Since you carry the distribution risk, you set the distribution parameters. This is why you introduce investors to your brand, with your fee schedule (management and performance fees) and why your Darwinex Pro rev-share is higher than your Darwinex one.
The easiest way to explain it is in terms of what the investor pays and what it costs you.
Investors pay:
- Your management and performance fees: Darwinex collects these and pays them into your Darwinex account as part of the signal purchase agreement - just as with DARWINs.
Darwinex sets an upper limit to protect investors against “abusive” fees
- Plaftform fee of 50bp of AuM per annum for:
- Risk management
- Deposit insurance
- VIP customer support
What Pro costs traders is:
- A one-off set-up fee for €/£/$10,000 - payable up-front. The set-up fee includes 20 investor invitations.

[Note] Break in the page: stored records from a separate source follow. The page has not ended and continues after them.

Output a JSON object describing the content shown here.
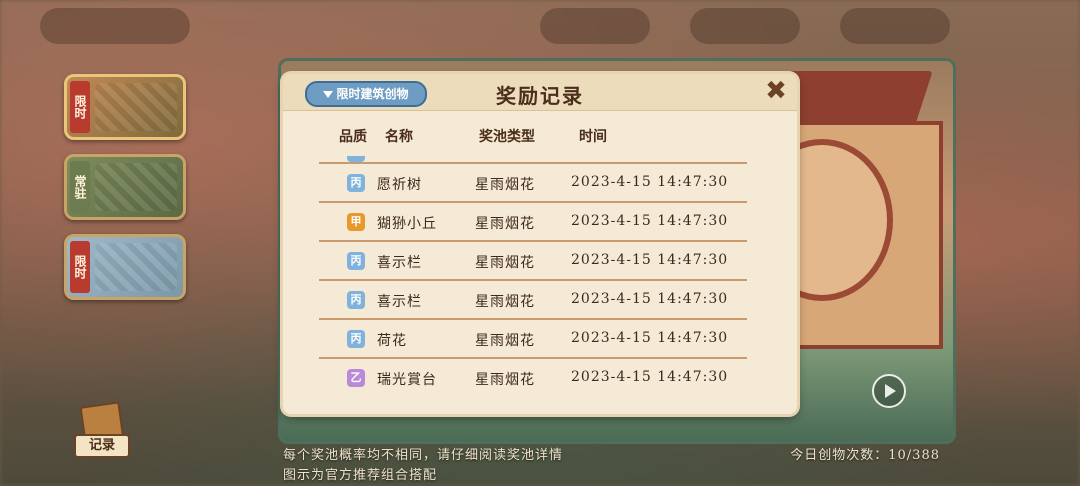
{
  "side_tabs": [
    {
      "tag": "限时",
      "active": true
    },
    {
      "tag": "常驻",
      "active": false
    },
    {
      "tag": "限时",
      "active": false
    }
  ],
  "record_button": {
    "label": "记录"
  },
  "bottom": {
    "line1": "每个奖池概率均不相同，请仔细阅读奖池详情",
    "line2": "图示为官方推荐组合搭配",
    "daily_count": "今日创物次数：10/388"
  },
  "dialog": {
    "filter_label": "限时建筑创物",
    "title": "奖励记录",
    "close_label": "✖",
    "columns": {
      "quality": "品质",
      "name": "名称",
      "pool_type": "奖池类型",
      "time": "时间"
    },
    "rows": [
      {
        "grade": "丙",
        "name": "愿祈树",
        "pool": "星雨烟花",
        "time": "2023-4-15  14:47:30"
      },
      {
        "grade": "甲",
        "name": "猢狲小丘",
        "pool": "星雨烟花",
        "time": "2023-4-15  14:47:30"
      },
      {
        "grade": "丙",
        "name": "喜示栏",
        "pool": "星雨烟花",
        "time": "2023-4-15  14:47:30"
      },
      {
        "grade": "丙",
        "name": "喜示栏",
        "pool": "星雨烟花",
        "time": "2023-4-15  14:47:30"
      },
      {
        "grade": "丙",
        "name": "荷花",
        "pool": "星雨烟花",
        "time": "2023-4-15  14:47:30"
      },
      {
        "grade": "乙",
        "name": "瑞光賞台",
        "pool": "星雨烟花",
        "time": "2023-4-15  14:47:30"
      }
    ]
  },
  "colors": {
    "grade_bing": "#7fb2dc",
    "grade_jia": "#e79a2b",
    "grade_yi": "#b98ad8"
  }
}
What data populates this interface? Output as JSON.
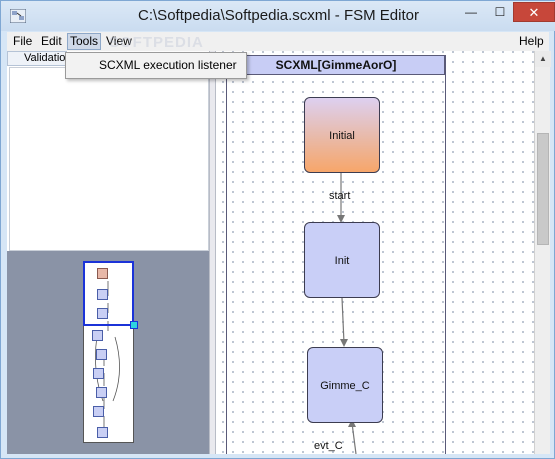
{
  "window": {
    "title": "C:\\Softpedia\\Softpedia.scxml - FSM Editor",
    "minimize_glyph": "—",
    "maximize_glyph": "☐",
    "close_glyph": "✕",
    "app_icon": "fsm-app-icon"
  },
  "menubar": {
    "items": [
      {
        "label": "File",
        "active": false
      },
      {
        "label": "Edit",
        "active": false
      },
      {
        "label": "Tools",
        "active": true
      },
      {
        "label": "View",
        "active": false
      }
    ],
    "help": "Help"
  },
  "dropdown": {
    "items": [
      "SCXML execution listener"
    ]
  },
  "watermark": "SOFTPEDIA",
  "left_panel": {
    "tab_label": "Validation"
  },
  "diagram": {
    "scxml_title": "SCXML[GimmeAorO]",
    "states": [
      {
        "label": "Initial",
        "kind": "initial"
      },
      {
        "label": "Init",
        "kind": "normal"
      },
      {
        "label": "Gimme_C",
        "kind": "normal"
      }
    ],
    "transitions": [
      {
        "label": "start"
      },
      {
        "label": "evt_C"
      }
    ]
  },
  "colors": {
    "state_fill": "#c9cff7",
    "initial_gradient_end": "#f7a66a",
    "header_fill": "#c8cdf5",
    "overview_bg": "#8a93a6",
    "viewport_border": "#1b33d8"
  }
}
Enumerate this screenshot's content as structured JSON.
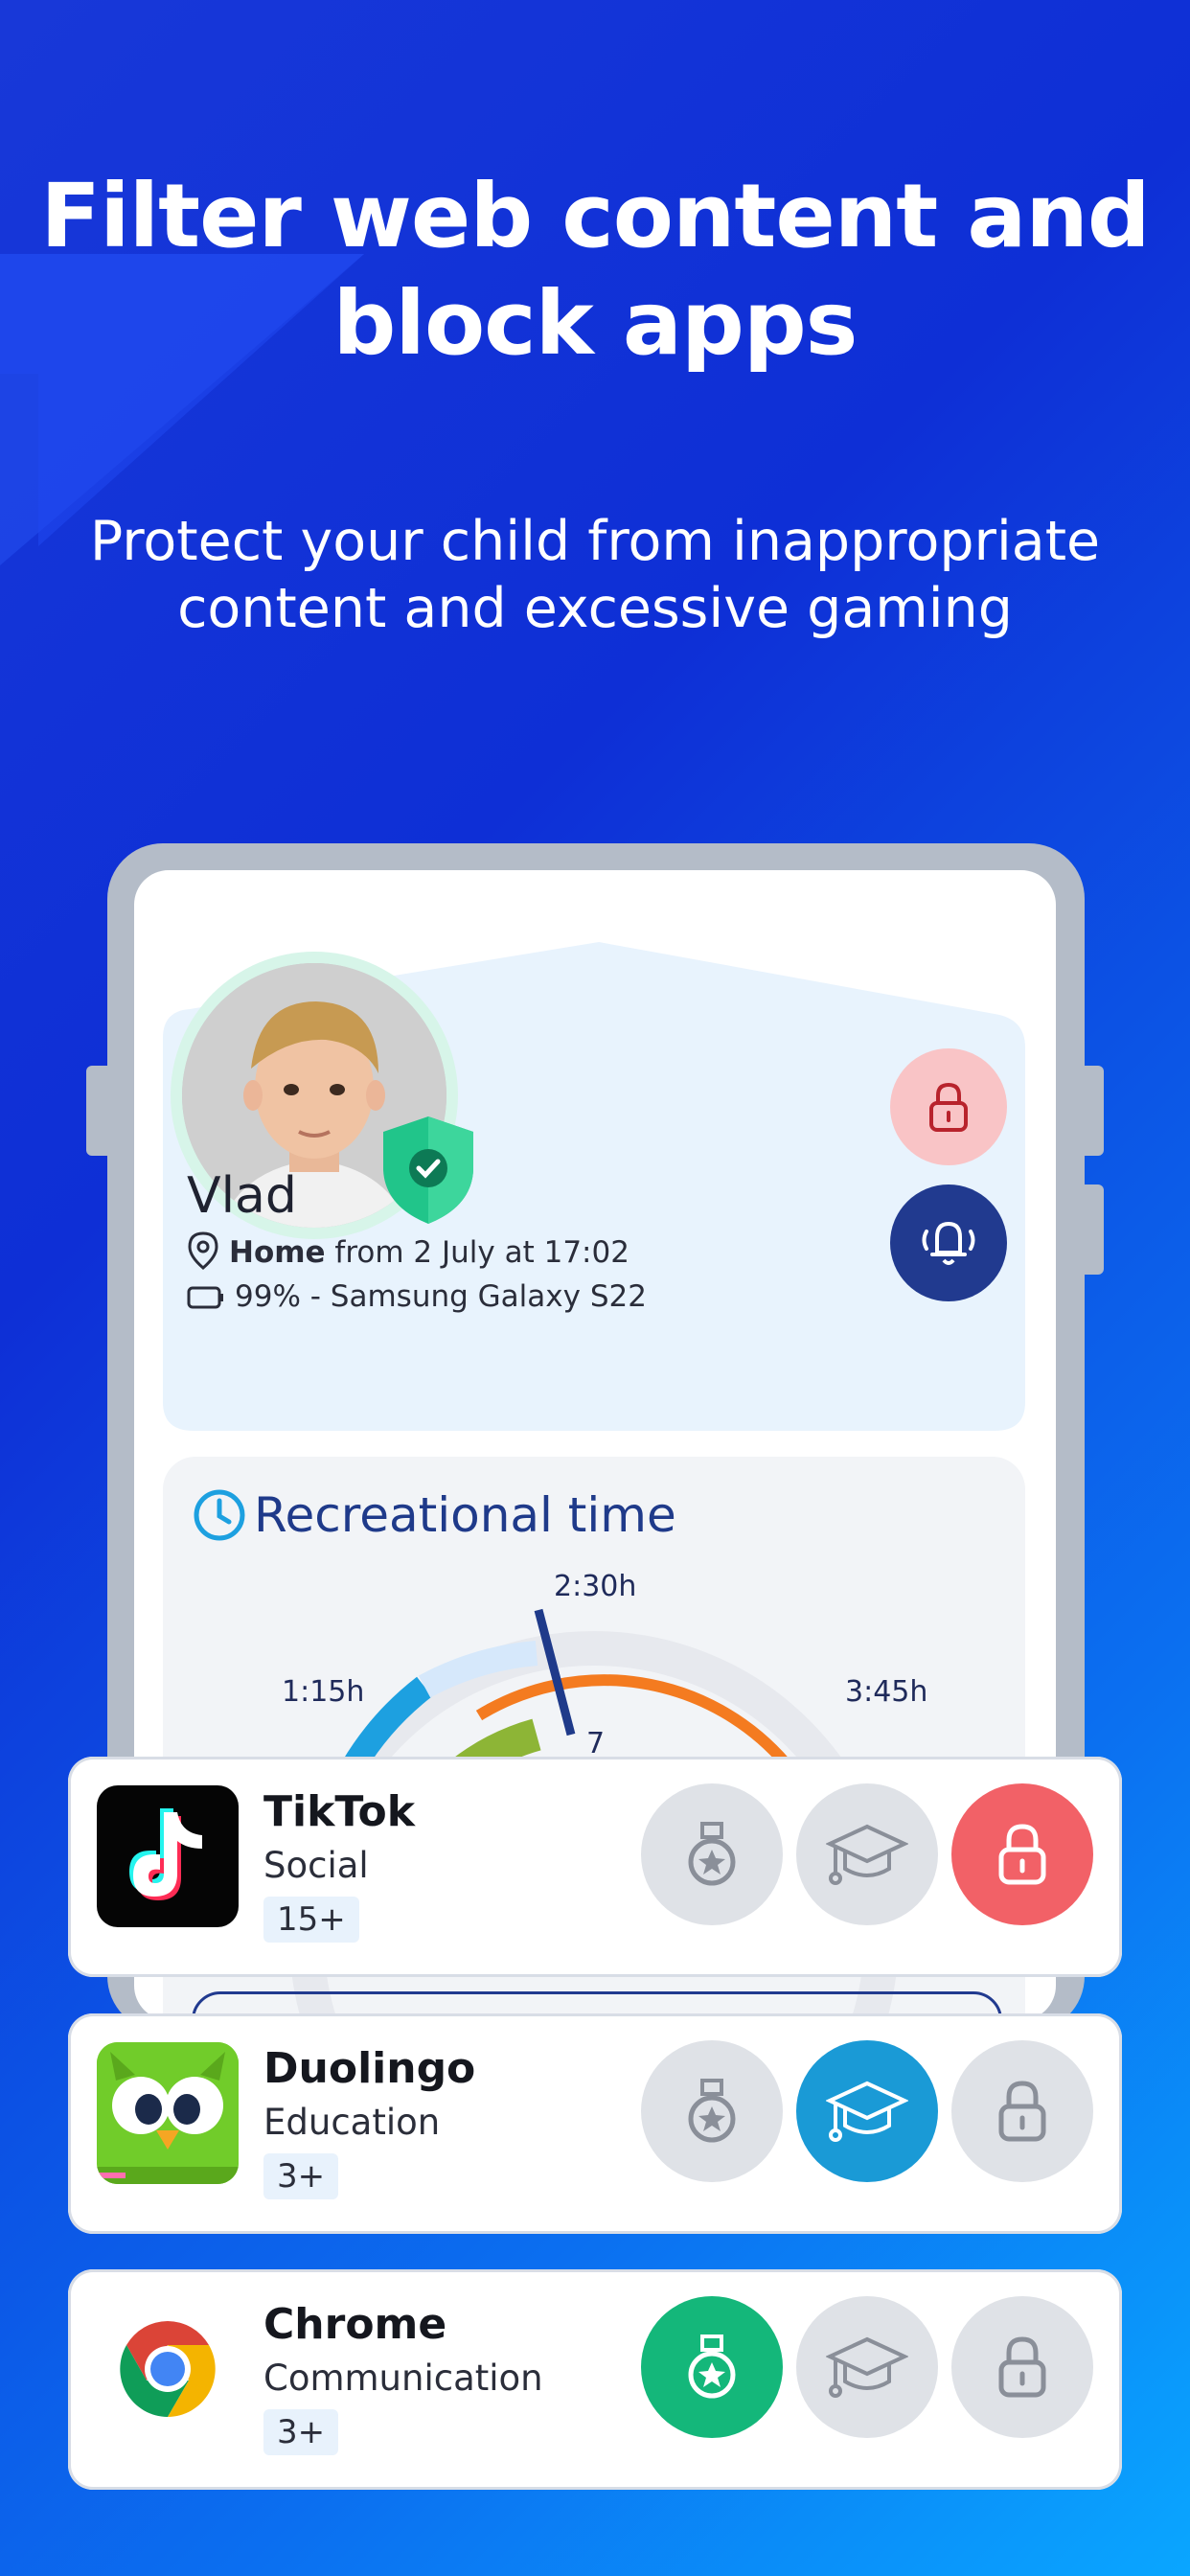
{
  "hero": {
    "title_line1": "Filter web content and",
    "title_line2": "block apps",
    "subtitle_line1": "Protect your child from inappropriate",
    "subtitle_line2": "content and excessive gaming"
  },
  "profile": {
    "name": "Vlad",
    "location_bold": "Home",
    "location_rest": " from 2 July at 17:02",
    "device": "99% - Samsung Galaxy S22"
  },
  "recreational": {
    "title": "Recreational time",
    "tick_top": "2:30h",
    "tick_left": "1:15h",
    "tick_right": "3:45h",
    "inner_value": "7"
  },
  "apps": [
    {
      "name": "TikTok",
      "category": "Social",
      "age": "15+"
    },
    {
      "name": "Duolingo",
      "category": "Education",
      "age": "3+"
    },
    {
      "name": "Chrome",
      "category": "Communication",
      "age": "3+"
    }
  ],
  "colors": {
    "lock_active": "#f26167",
    "education_active": "#1a9ad6",
    "allowed_active": "#14b77a",
    "inactive": "#dfe2e7",
    "sos_button": "#213a8f"
  }
}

- €/£/$100 per investor as invitation fee.
Both the set-up fee and the invitation fee cover the support infrastructure for registration per investor
Regardless of whether the investor ends up investing, we charge for each invitation to avoid massive promotions that could pose regulatory risk.
Further, traders “underwrite” a yearly minimum €/£/$ 5000 platform fee. “Underwriting” in this context means that we’ll ask traders to top-up platform fees if these don’t reach the minimum.
E.g. if investors pay e.g. €/£/$3000 platform fees for €/£/$600,000 assets invested, Darwinex will invoice the trader for the “missing” (€/£/$5000 - €/£/$3000) = €/£/$2000.
There are no charges on this account once investors cover the minimum platform fee.